Ася смотрела на него, и мир за окном переставал существовать. Трамваи, прохожие, ветер с листвой, первые капли начинающегося дождя, забарабанившие по стеклу, — всё это осталось где-то там, за гранью их маленькой вселенной, центром которой был этот деревянный стол и белая чашка с золотым ободком и крохотным сколом. Она подняла чашку вновь, прижимая ее к губам, ощущая исходящий от кофе пар, влажный и горьковатый. Стекло запотело от ее дыхания. Она все еще не пила, но ей и не нужно было. Ей нужно было чувствовать эту преграду, этот хрупкий, но такой реальный барьер, отделяющий ее от него и от тех слов, которые он готовился произнести. Слова, которые, она чувствовала это каждой клеточкой своего существа, каждым нервным окончанием, каждым ударом загнанного в угол сердца, снова разобьют ее жизнь на «до» и «после».

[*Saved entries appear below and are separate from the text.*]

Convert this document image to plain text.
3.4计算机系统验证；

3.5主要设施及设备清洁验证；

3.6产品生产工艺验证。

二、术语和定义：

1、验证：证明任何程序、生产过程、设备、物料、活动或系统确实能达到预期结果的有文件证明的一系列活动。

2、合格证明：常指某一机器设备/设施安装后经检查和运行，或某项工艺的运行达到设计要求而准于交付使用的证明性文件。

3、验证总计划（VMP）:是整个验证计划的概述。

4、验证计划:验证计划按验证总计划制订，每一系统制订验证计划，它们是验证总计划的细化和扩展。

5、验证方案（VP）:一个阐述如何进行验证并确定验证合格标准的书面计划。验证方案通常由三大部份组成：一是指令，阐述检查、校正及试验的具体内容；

— Говори, — выдохнула она в фарфоровую гладь, и ее голос прозвучал глухо, отраженный от стенок чашки, словно она говорила в колодец. Она была готова. Нет, она не была готова. Она не будет готова, даже если проживет еще сто лет. Но чашка в ее руках, горячая и твердая, реальная и осязаемая, давала ей иллюзию того, что она справится. Иллюзию того, что у нее есть опора. Что бы ни случилось, что бы он ни сказал, у нее есть этот щит. И она будет держать его так крепко, как только сможет. Пока хватит сил. Пока не рухнет мир. Пока кофе не остынет окончательно.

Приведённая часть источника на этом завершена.